1994 Booker Prizeshort-listed story of Thorfinn Ragnarson's dreams re-living his birthplace This description may be from another edition of this product.
I bought a copy of this book in a used bookstore in Thurso before embarking on the Northlink ferry to Stromness in Orkney. This book evokes past and present in Orkney. I really love this book! I sure wish more writers (including myself) could write even half this well...
BRILLIANT
Published by Thriftbooks.com User , 23 years ago
This novel indicates how much Brown was a master of language and imagery. He is equally effective at capturing magical flights of fancy and the ceaseless destruction of modern society. The tension between modern society and the traditional community has a global relevance that makes the story universal. The story would be just as poignant in Africa as it is in Brown's Orkney. A truly remarkable work that well deserved being Shortlisted for the Booker prize
A Look into the Imagination of an "Idle, Useless Boy"
Published by Thriftbooks.com User , 24 years ago
The first half of this novel is completely engrossing. Young Thorfinn Ragnar takes occurences from his everyday life and from these common threads weaves beautiful stories in his imagination. Of course, no one in the real world realizes the importance of these dreams, or how gifted Thorfinn is at weaving tales, and therefore he is dismissed as an "idle, useless boy." In the second half of the book, the story takes place in the real world, abandoning the accounts of Thorfinn's imaginary worlds, and it is here that the novel loses a bit of its charm. The novel is still a beautifully-written novel, and I'm very glad I had the chance to read it.

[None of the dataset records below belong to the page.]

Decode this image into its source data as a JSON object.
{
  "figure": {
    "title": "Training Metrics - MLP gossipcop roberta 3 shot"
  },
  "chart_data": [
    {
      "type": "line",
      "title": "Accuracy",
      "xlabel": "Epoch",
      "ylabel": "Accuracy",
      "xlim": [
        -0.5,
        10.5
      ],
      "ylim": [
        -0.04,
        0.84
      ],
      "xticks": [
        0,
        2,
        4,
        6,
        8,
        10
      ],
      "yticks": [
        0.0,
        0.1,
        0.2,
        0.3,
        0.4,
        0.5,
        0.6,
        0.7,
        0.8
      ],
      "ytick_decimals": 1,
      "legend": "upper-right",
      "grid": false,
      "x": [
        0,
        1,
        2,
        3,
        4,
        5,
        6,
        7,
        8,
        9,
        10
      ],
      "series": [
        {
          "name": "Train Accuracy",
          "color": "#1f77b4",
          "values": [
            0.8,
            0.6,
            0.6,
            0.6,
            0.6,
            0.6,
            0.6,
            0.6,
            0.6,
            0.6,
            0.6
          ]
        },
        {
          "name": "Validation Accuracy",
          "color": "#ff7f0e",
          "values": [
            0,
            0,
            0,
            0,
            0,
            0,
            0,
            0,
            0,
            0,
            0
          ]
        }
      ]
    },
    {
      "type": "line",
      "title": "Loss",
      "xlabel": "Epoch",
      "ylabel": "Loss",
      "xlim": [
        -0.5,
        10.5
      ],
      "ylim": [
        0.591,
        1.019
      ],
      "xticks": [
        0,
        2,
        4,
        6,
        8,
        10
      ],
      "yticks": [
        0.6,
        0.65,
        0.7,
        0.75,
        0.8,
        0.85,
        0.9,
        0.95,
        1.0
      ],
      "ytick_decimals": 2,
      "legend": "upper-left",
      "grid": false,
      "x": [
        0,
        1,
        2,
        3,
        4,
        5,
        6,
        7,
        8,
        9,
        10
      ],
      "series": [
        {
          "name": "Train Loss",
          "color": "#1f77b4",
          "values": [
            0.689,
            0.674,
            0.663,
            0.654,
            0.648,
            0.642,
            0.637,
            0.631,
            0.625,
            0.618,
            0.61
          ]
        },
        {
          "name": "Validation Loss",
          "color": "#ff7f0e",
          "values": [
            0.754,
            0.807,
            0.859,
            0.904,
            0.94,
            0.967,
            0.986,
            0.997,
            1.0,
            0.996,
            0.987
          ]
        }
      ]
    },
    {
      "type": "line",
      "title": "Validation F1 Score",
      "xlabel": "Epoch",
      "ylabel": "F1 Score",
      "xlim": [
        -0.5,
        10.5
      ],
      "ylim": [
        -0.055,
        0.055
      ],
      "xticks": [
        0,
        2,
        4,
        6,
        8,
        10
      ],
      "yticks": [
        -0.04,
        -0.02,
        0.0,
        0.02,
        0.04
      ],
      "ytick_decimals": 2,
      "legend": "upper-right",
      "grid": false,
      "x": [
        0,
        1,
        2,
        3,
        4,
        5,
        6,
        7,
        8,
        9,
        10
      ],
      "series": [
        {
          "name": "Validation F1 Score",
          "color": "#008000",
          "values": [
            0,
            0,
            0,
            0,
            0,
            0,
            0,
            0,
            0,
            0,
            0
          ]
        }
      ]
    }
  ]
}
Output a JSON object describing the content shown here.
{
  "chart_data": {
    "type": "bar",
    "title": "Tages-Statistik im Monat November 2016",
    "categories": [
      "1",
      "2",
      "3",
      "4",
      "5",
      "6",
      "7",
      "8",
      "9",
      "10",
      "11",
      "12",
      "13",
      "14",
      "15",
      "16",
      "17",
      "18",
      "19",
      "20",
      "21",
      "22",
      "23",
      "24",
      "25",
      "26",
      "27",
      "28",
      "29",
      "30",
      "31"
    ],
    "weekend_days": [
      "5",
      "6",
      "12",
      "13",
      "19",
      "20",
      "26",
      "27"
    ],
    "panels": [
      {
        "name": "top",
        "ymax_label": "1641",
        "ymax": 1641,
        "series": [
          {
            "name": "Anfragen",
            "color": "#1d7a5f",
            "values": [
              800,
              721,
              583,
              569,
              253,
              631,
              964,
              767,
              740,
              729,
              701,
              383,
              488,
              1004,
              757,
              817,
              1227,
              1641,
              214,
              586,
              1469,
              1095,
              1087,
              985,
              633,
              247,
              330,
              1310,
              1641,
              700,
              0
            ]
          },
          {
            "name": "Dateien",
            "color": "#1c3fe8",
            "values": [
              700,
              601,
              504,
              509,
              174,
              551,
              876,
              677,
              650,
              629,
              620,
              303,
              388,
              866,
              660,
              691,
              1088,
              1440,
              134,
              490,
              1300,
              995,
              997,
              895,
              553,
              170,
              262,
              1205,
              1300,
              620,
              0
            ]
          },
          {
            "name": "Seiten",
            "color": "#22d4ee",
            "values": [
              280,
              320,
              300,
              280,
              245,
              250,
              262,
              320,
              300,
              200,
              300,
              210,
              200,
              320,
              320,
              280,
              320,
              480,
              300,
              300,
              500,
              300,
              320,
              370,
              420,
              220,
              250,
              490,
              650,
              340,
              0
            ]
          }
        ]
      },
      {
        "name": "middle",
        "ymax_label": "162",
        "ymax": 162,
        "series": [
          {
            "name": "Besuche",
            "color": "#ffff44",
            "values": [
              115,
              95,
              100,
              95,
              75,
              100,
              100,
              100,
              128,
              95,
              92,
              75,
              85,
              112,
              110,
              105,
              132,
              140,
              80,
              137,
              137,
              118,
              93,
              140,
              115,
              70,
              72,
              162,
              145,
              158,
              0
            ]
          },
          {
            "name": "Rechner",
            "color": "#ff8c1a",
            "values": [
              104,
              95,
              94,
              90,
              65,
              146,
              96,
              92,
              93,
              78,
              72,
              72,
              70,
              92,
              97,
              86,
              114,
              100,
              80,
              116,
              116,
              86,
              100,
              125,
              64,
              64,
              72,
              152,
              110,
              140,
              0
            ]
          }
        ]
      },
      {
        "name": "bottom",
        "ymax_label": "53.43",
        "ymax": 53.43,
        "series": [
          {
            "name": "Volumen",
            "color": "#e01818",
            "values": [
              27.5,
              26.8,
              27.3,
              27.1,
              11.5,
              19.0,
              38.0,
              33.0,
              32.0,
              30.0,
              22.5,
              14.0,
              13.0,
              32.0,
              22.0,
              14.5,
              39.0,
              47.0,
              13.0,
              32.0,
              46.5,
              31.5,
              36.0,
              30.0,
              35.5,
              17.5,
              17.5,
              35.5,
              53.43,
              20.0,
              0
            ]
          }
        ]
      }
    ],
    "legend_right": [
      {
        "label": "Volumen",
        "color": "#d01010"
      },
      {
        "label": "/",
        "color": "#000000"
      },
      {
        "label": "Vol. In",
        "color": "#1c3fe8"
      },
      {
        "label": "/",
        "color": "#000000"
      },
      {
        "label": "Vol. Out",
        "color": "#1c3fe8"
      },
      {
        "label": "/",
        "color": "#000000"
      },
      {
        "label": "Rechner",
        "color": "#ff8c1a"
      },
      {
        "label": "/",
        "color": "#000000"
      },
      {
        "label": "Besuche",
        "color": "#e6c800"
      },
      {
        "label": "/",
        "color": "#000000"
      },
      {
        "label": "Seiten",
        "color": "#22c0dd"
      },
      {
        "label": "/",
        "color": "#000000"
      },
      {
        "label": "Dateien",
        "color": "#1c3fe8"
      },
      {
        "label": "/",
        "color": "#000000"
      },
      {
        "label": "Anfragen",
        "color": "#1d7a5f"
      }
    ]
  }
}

a worthy finalist for the 1994 Booker Prize
Published by Thriftbooks.com User , 25 years ago
George Mackay Brown placed an "idle, worthless child" in a boat to look at Time and mold and meld it with his young eyes. Thorfinn Ragnarson is the boy that sails in and out of his own world of Norday in the Orkney Islands of the 1930's. He takes the people of Norday and travels with them into ancestral pasts that far outstrip their solid, predictable day to day lives. When old Jacob Olafson dies, Thorfinn stops at the kirkyard on his way home from school. The Old Testament words, heard just the day before, ring with the gravediggers spade: "That which hath been is now; and that which is to be hath already been; and God requireth that which is past." and Thorfinn builds a life for this old man. He brings baby Jacob across the sea to Norday, sees Jacob the young man board the Hudson's Bay ship, Windward, to journey to the "land of Eskimos and Indians" and return in ten years with an Indian wife. Real time runs its thread of laughter, solid Orkney logic and unexpected colour in the persons of Isa Esquoy, the small, constantly squeaking postmistress-storekeeper, Albert Laird, the joiner who crafts cradles and coffins, Mr. Simon, the droning, long-suffering schoolmaster and the Reverend Hector Drummond, a somewhat muddled minister whose mystery visitor, Sophie, appears in the homes of solitary folks and leaves a trail of laughter and love. Thorfinn, the adolescent, is stricken with an un-dying love for Sophie which surfaces only after the fields, barns and livlihoods of Norday are smothered under the necessary adjustments of war. Before that war, Thorfinn, the young man, still a solitary creature, had conjured the seal-people and spun love, marriage and dream-children from the sounds and silences of the sea. We thank you, George Mackay Brown, for those brief voyages that are the lives of men and for the whispers of melody from that "music that goes on and on, all the way from before the beginning till after the end."